There are others here. By the wall, two boys with skateboards smoke joints beneath a NO SKATEBOARDING sign as a huddle of girls pass around a can of Monster energy drink. A dented sports car rumbles down the access road, driver in a baseball cap, eyes lit up like a cats in the lamp glare before he veers off into the shadowy perimeter for a reason I cannot fathom, nor dare to discover. Three lanky Polish lads by the entrance talk in low voices and shoot me a dirty look as I veer towards the recycling bins at the perimeter, where a bed frame lies in the shrubs. I pass a Mercedes with a crumpled bonnet and, disconcertingly, a licence plate that includes the number 1066. As I turn back to the supermarket I approach a car with a solitary woman inside. She fumbles with her keys in panic. I pretend to look at my phone so that she knows I have no interest in what shes up to. When I take a glance back she is twisted around in her seat, staring at me, wide-eyed. We remain connected for a torturous moment before she fires up the engine and pulls away.
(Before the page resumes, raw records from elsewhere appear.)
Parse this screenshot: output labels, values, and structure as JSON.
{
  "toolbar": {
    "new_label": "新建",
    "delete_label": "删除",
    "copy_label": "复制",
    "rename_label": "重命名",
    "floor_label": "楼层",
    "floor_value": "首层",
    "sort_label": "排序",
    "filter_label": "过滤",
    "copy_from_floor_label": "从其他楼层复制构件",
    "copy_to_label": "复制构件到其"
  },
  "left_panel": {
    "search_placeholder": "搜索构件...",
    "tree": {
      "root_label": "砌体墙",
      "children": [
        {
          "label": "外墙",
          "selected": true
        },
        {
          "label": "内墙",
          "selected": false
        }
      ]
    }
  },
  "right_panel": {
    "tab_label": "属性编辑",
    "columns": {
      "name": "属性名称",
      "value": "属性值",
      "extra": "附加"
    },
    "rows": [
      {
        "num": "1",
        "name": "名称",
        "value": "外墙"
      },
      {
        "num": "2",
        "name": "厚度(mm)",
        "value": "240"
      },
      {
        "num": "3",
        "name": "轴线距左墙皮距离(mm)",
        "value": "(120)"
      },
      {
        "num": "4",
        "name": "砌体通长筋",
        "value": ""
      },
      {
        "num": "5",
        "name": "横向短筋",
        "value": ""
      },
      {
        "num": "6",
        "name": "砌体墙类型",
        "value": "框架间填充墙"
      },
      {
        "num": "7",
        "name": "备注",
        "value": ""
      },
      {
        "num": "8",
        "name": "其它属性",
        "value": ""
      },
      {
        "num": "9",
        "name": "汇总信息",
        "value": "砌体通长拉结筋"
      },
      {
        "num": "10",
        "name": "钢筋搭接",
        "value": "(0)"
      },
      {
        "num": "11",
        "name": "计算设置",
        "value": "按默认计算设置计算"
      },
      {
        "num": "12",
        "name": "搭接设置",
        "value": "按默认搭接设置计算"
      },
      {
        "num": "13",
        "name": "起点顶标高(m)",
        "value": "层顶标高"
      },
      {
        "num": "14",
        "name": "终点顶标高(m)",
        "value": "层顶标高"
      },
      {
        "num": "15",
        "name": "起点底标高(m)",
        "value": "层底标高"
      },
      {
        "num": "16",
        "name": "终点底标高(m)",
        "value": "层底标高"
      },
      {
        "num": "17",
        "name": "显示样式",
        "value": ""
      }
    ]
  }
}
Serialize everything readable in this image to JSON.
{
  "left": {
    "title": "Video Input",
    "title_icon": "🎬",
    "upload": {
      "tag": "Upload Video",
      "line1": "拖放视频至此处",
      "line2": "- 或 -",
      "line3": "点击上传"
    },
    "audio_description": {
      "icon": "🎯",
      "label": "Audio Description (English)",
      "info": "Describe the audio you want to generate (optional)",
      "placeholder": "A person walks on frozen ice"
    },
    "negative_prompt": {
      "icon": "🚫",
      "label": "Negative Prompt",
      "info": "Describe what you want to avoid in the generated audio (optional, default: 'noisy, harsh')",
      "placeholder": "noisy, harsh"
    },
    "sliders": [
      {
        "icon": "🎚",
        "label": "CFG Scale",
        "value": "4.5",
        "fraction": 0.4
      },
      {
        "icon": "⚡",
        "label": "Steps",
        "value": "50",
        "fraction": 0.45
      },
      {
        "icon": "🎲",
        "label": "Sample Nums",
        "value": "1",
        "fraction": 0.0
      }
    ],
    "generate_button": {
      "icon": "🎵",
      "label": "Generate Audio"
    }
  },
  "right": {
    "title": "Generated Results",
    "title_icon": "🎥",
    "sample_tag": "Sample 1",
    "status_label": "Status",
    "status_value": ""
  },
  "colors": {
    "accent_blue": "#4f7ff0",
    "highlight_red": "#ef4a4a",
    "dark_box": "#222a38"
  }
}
I get a strange sense that I have stumbled onto a drama that connects the woman in the car, the lingering Polish men, the stoned skateboarders and the crashed Mercedes; secret lives that hide in plain sight.
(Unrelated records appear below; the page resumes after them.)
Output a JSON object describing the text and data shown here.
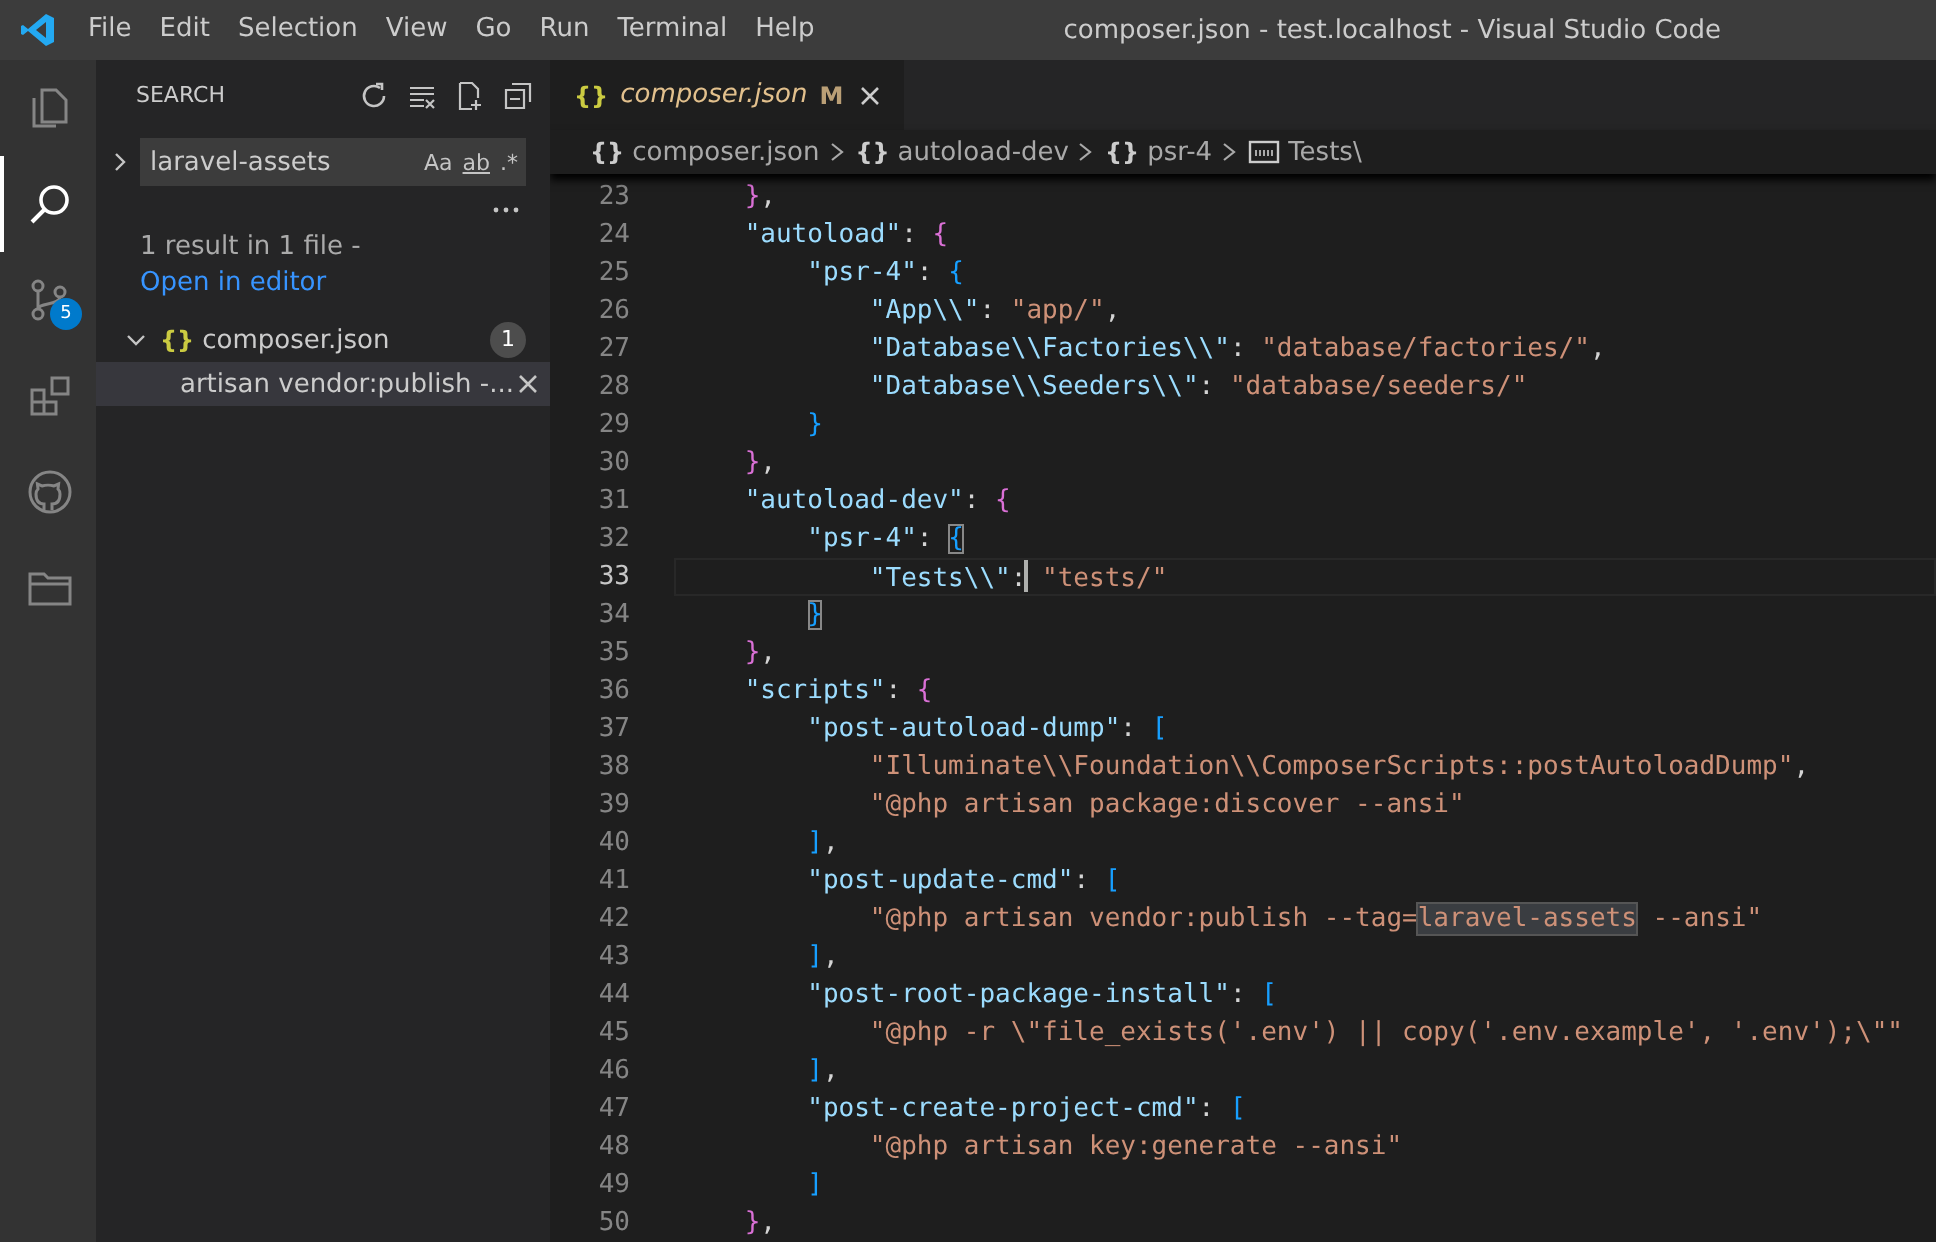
{
  "title_bar": {
    "menu": [
      "File",
      "Edit",
      "Selection",
      "View",
      "Go",
      "Run",
      "Terminal",
      "Help"
    ],
    "title": "composer.json - test.localhost - Visual Studio Code"
  },
  "activity_bar": [
    {
      "kind": "explorer",
      "selected": false
    },
    {
      "kind": "search",
      "selected": true
    },
    {
      "kind": "source-control",
      "selected": false,
      "badge": "5"
    },
    {
      "kind": "extensions",
      "selected": false
    },
    {
      "kind": "github",
      "selected": false
    },
    {
      "kind": "folder",
      "selected": false
    }
  ],
  "sidebar": {
    "title": "SEARCH",
    "search": {
      "value": "laravel-assets",
      "options": [
        "Aa",
        "ab",
        ".*"
      ]
    },
    "summary": "1 result in 1 file - ",
    "summary_link": "Open in editor",
    "results": [
      {
        "icon_text": "{}",
        "file": "composer.json",
        "count": "1",
        "expanded": true,
        "matches": [
          {
            "text": "artisan vendor:publish -...",
            "selected": true
          }
        ]
      }
    ]
  },
  "editor": {
    "tabs": [
      {
        "icon_text": "{}",
        "label": "composer.json",
        "status": "M",
        "selected": true
      }
    ],
    "breadcrumb": [
      {
        "kind": "object",
        "icon_text": "{}",
        "label": "composer.json"
      },
      {
        "kind": "object",
        "icon_text": "{}",
        "label": "autoload-dev"
      },
      {
        "kind": "object",
        "icon_text": "{}",
        "label": "psr-4"
      },
      {
        "kind": "string",
        "label": "Tests\\"
      }
    ],
    "lines": [
      {
        "number": "23",
        "current": false,
        "tokens": [
          {
            "kind": "brace1",
            "text": "}"
          },
          {
            "kind": "punct",
            "text": ","
          }
        ]
      },
      {
        "number": "24",
        "current": false,
        "tokens": [
          {
            "kind": "key",
            "text": "\"autoload\""
          },
          {
            "kind": "punct",
            "text": ": "
          },
          {
            "kind": "brace1",
            "text": "{"
          }
        ]
      },
      {
        "number": "25",
        "current": false,
        "tokens": [
          {
            "kind": "key",
            "text": "\"psr-4\""
          },
          {
            "kind": "punct",
            "text": ": "
          },
          {
            "kind": "brace2",
            "text": "{"
          }
        ]
      },
      {
        "number": "26",
        "current": false,
        "tokens": [
          {
            "kind": "key",
            "text": "\"App\\\\\""
          },
          {
            "kind": "punct",
            "text": ": "
          },
          {
            "kind": "string",
            "text": "\"app/\""
          },
          {
            "kind": "punct",
            "text": ","
          }
        ]
      },
      {
        "number": "27",
        "current": false,
        "tokens": [
          {
            "kind": "key",
            "text": "\"Database\\\\Factories\\\\\""
          },
          {
            "kind": "punct",
            "text": ": "
          },
          {
            "kind": "string",
            "text": "\"database/factories/\""
          },
          {
            "kind": "punct",
            "text": ","
          }
        ]
      },
      {
        "number": "28",
        "current": false,
        "tokens": [
          {
            "kind": "key",
            "text": "\"Database\\\\Seeders\\\\\""
          },
          {
            "kind": "punct",
            "text": ": "
          },
          {
            "kind": "string",
            "text": "\"database/seeders/\""
          }
        ]
      },
      {
        "number": "29",
        "current": false,
        "tokens": [
          {
            "kind": "brace2",
            "text": "}"
          }
        ]
      },
      {
        "number": "30",
        "current": false,
        "tokens": [
          {
            "kind": "brace1",
            "text": "}"
          },
          {
            "kind": "punct",
            "text": ","
          }
        ]
      },
      {
        "number": "31",
        "current": false,
        "tokens": [
          {
            "kind": "key",
            "text": "\"autoload-dev\""
          },
          {
            "kind": "punct",
            "text": ": "
          },
          {
            "kind": "brace1",
            "text": "{"
          }
        ]
      },
      {
        "number": "32",
        "current": false,
        "tokens": [
          {
            "kind": "key",
            "text": "\"psr-4\""
          },
          {
            "kind": "punct",
            "text": ": "
          },
          {
            "kind": "brace-match",
            "text": "{"
          }
        ]
      },
      {
        "number": "33",
        "current": true,
        "tokens": [
          {
            "kind": "key",
            "text": "\"Tests\\\\\""
          },
          {
            "kind": "punct",
            "text": ":"
          },
          {
            "kind": "cursor"
          },
          {
            "kind": "string",
            "text": " \"tests/\""
          }
        ]
      },
      {
        "number": "34",
        "current": false,
        "tokens": [
          {
            "kind": "brace-match",
            "text": "}"
          }
        ]
      },
      {
        "number": "35",
        "current": false,
        "tokens": [
          {
            "kind": "brace1",
            "text": "}"
          },
          {
            "kind": "punct",
            "text": ","
          }
        ]
      },
      {
        "number": "36",
        "current": false,
        "tokens": [
          {
            "kind": "key",
            "text": "\"scripts\""
          },
          {
            "kind": "punct",
            "text": ": "
          },
          {
            "kind": "brace1",
            "text": "{"
          }
        ]
      },
      {
        "number": "37",
        "current": false,
        "tokens": [
          {
            "kind": "key",
            "text": "\"post-autoload-dump\""
          },
          {
            "kind": "punct",
            "text": ": "
          },
          {
            "kind": "brace2",
            "text": "["
          }
        ]
      },
      {
        "number": "38",
        "current": false,
        "tokens": [
          {
            "kind": "string",
            "text": "\"Illuminate\\\\Foundation\\\\ComposerScripts::postAutoloadDump\""
          },
          {
            "kind": "punct",
            "text": ","
          }
        ]
      },
      {
        "number": "39",
        "current": false,
        "tokens": [
          {
            "kind": "string",
            "text": "\"@php artisan package:discover --ansi\""
          }
        ]
      },
      {
        "number": "40",
        "current": false,
        "tokens": [
          {
            "kind": "brace2",
            "text": "]"
          },
          {
            "kind": "punct",
            "text": ","
          }
        ]
      },
      {
        "number": "41",
        "current": false,
        "tokens": [
          {
            "kind": "key",
            "text": "\"post-update-cmd\""
          },
          {
            "kind": "punct",
            "text": ": "
          },
          {
            "kind": "brace2",
            "text": "["
          }
        ]
      },
      {
        "number": "42",
        "current": false,
        "tokens": [
          {
            "kind": "string",
            "text": "\"@php artisan vendor:publish --tag="
          },
          {
            "kind": "match",
            "text": "laravel-assets"
          },
          {
            "kind": "string",
            "text": " --ansi\""
          }
        ]
      },
      {
        "number": "43",
        "current": false,
        "tokens": [
          {
            "kind": "brace2",
            "text": "]"
          },
          {
            "kind": "punct",
            "text": ","
          }
        ]
      },
      {
        "number": "44",
        "current": false,
        "tokens": [
          {
            "kind": "key",
            "text": "\"post-root-package-install\""
          },
          {
            "kind": "punct",
            "text": ": "
          },
          {
            "kind": "brace2",
            "text": "["
          }
        ]
      },
      {
        "number": "45",
        "current": false,
        "tokens": [
          {
            "kind": "string",
            "text": "\"@php -r \\\"file_exists('.env') || copy('.env.example', '.env');\\\"\""
          }
        ]
      },
      {
        "number": "46",
        "current": false,
        "tokens": [
          {
            "kind": "brace2",
            "text": "]"
          },
          {
            "kind": "punct",
            "text": ","
          }
        ]
      },
      {
        "number": "47",
        "current": false,
        "tokens": [
          {
            "kind": "key",
            "text": "\"post-create-project-cmd\""
          },
          {
            "kind": "punct",
            "text": ": "
          },
          {
            "kind": "brace2",
            "text": "["
          }
        ]
      },
      {
        "number": "48",
        "current": false,
        "tokens": [
          {
            "kind": "string",
            "text": "\"@php artisan key:generate --ansi\""
          }
        ]
      },
      {
        "number": "49",
        "current": false,
        "tokens": [
          {
            "kind": "brace2",
            "text": "]"
          }
        ]
      },
      {
        "number": "50",
        "current": false,
        "tokens": [
          {
            "kind": "brace1",
            "text": "}"
          },
          {
            "kind": "punct",
            "text": ","
          }
        ]
      }
    ]
  }
}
At the rear hedgerow of the car park I notice a sign, which reads:
THIS DEVELOPMENT IS NOT DEDICATED AS A
PUBLIC RIGHT OF WAY
ENTRY IS ONLY PERMITTED TO SHOPPERS
AND THOSE WITH THE WRITTEN PERMISSION
OF Wm MORRISON SUPERMARKETS PLC
PROCEEDINGS WILL BE TAKEN AGAINST
THOSE ENTERING ONTO THIS DEVELOPMENT
FOR ANY OTHER PURPOSE
It strikes me that I have entered the car park without any intention to shop, an illegal act in the eyes of the supermarket. The public are not permitted to walk or linger or play here. Proceedings might be taken against them. It feels like a challenge. Car parks are not only places for cars but also thoroughfares for pedestrians. Hangouts for teenagers. Theyre places to rendezvous. Bump into neighbours. Exchange goods. Get some cash out. Have an argument with your partner. Make an awkward phone call. Eat a quiet lunch away from your colleagues. Secretly munch into a diet-busting burger from that chain you tell everyone you hate. Car parks are an intrinsic part of the landscape, like them or not, and if they are going to encroach on the space where our common grounds, marketplaces, municipal buildings, factories and marshlands once were, then we have a right to interrogate the space, find a way to embrace it, even learn from it. What do we even know about these places? Are they simply slabs of tarmac or are they something more? Do they have the potential to contribute something of worth to society? Or are they pernicious entities, Trojan horses of neo-liberalism, ruining us from the inside? Sites of psychosis, decay and disaster? Someone needs to find out, and this kind of landscape is right up my street. In the same way that a rambler who walks the same route regularly through private land can convert it to a public right of way, given enough time, perhaps I can do this with retail chain store car parks, and help reclaim the space for the good of all.